第三世界の成長のシナリオ 3
このスペイン型の植民地経営は、まだ近代資本主義以前の段階です。
現地の労働力を徹底的に搾取する農奴経済に基礎を置いているのですが、このラテン・アメリカを中心とするスペイン型植民地に対して、アメリカ、カナダ、ニュージーランド、オーストリアなどで展開されたイギリス型の植民地ではだいぶ事情が違います。
これらイギリス型植民地では、本国イギリスで起きた経済的発展がふたたびくり返されました。
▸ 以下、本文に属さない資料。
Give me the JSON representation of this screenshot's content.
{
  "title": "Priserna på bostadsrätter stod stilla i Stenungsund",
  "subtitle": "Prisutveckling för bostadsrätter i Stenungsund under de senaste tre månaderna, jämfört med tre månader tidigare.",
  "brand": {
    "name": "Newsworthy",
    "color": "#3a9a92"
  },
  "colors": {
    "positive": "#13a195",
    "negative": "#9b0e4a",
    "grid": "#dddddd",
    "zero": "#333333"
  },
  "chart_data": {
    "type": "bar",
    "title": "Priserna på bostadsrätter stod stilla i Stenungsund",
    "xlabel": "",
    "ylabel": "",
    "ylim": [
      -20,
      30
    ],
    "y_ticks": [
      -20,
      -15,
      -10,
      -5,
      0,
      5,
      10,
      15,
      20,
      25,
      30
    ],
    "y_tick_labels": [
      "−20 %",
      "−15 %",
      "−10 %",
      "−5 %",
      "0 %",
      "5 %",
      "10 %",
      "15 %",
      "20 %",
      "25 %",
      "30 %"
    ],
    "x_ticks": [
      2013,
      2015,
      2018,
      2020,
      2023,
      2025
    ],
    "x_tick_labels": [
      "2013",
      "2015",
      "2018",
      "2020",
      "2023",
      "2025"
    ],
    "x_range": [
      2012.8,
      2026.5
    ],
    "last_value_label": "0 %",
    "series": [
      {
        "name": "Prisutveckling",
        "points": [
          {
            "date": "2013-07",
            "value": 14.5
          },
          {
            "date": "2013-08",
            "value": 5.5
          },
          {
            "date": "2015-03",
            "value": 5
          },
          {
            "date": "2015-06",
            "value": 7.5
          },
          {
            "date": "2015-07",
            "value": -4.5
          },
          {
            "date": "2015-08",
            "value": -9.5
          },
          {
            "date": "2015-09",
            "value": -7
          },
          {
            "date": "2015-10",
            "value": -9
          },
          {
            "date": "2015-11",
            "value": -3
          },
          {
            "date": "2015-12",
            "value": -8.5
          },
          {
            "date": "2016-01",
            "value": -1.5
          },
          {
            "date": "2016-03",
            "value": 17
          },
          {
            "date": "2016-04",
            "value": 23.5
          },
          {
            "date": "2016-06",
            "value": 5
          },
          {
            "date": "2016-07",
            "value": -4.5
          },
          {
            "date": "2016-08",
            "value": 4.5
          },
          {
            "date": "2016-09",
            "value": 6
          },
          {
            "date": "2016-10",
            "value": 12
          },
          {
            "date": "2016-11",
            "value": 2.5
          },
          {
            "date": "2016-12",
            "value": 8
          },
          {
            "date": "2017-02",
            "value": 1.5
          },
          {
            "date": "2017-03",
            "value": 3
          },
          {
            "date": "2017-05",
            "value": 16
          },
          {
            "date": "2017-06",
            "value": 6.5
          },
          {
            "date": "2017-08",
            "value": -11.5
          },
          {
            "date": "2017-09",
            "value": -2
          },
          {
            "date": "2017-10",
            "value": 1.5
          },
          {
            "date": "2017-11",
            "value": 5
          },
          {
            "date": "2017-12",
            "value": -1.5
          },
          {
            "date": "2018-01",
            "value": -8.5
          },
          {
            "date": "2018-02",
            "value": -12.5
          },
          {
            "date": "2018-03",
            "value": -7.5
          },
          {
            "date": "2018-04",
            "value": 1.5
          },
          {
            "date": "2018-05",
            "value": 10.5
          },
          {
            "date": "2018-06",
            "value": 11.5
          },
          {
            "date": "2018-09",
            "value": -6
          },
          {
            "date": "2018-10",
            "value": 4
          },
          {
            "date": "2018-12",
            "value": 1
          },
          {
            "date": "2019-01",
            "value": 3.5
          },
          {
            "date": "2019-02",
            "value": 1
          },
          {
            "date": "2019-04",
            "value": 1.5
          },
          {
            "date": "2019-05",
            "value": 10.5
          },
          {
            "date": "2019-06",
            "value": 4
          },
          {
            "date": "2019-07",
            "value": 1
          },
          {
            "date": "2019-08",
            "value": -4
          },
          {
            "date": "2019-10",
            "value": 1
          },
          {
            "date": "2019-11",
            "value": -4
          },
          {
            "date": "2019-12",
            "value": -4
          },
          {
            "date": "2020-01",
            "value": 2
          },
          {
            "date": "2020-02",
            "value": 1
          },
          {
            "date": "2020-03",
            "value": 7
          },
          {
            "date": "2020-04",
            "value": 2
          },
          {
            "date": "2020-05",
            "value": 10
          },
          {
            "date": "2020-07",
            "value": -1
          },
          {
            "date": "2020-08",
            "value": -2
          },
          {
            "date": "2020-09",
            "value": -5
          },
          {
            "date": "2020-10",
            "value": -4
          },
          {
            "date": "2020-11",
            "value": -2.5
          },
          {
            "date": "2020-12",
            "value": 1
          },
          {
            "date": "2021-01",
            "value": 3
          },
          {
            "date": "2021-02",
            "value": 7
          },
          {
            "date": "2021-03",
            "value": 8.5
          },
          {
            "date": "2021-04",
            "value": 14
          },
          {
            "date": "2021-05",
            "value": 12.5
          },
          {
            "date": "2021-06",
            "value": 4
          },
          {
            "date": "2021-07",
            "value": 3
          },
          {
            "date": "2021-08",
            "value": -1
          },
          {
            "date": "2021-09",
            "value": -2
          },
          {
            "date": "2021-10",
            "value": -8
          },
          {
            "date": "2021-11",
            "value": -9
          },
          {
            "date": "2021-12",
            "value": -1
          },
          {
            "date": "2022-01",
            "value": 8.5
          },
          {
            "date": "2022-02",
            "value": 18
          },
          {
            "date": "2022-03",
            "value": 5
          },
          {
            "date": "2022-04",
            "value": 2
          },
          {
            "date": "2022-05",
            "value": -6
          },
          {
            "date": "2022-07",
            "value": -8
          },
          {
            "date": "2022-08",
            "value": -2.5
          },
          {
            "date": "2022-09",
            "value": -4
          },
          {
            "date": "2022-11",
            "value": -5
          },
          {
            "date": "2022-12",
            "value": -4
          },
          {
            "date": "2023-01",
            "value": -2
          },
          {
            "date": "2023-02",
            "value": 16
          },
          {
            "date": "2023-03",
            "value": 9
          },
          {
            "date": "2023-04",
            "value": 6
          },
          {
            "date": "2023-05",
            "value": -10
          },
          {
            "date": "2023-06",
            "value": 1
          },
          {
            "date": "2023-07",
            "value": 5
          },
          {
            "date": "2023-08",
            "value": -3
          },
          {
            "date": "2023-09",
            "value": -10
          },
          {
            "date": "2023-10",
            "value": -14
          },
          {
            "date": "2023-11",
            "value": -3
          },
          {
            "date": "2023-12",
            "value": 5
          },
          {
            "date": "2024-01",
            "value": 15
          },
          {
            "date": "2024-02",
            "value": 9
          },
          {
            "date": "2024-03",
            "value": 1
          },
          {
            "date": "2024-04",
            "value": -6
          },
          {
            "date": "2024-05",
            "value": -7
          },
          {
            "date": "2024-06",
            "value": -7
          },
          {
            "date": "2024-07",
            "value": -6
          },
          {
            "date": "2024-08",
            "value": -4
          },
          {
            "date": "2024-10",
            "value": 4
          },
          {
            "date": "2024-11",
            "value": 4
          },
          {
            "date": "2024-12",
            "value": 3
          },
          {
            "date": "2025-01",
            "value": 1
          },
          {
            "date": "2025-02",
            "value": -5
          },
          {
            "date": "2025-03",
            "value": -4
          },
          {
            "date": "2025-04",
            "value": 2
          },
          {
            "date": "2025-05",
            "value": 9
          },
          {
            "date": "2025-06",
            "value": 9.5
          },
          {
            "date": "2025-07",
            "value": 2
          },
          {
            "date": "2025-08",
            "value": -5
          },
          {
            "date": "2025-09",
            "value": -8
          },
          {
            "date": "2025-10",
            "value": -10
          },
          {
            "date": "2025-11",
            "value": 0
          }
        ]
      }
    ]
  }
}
インディアンなどの現住民をジェノサイド同然に駆逐したあと、近代企業家的精神をもった人たちが、イギリスの産業革命で起きたことを植民地の現地に移植して、まったく同じことをくり返したのです。
スペイン型植民地では現地がいかに貧しくなろうが、そんなことは問題ではありません。
肝心なことは、富を本国に奪っていくことです。
ところがイギリス型植民地では、現地に資本を投下し植民地の経済を発展させていきます。
このことは当然、植民地と本国の経済的な対立を引き起こします。
現地に独自の経済体制が存在する以上、植民地の支配層は本国からの一方的収奪には徹底して抵抗することになります。
アメリカ合衆国のイギリスからの独立も、こうした経済的な基盤に立っておこなわれたわけです。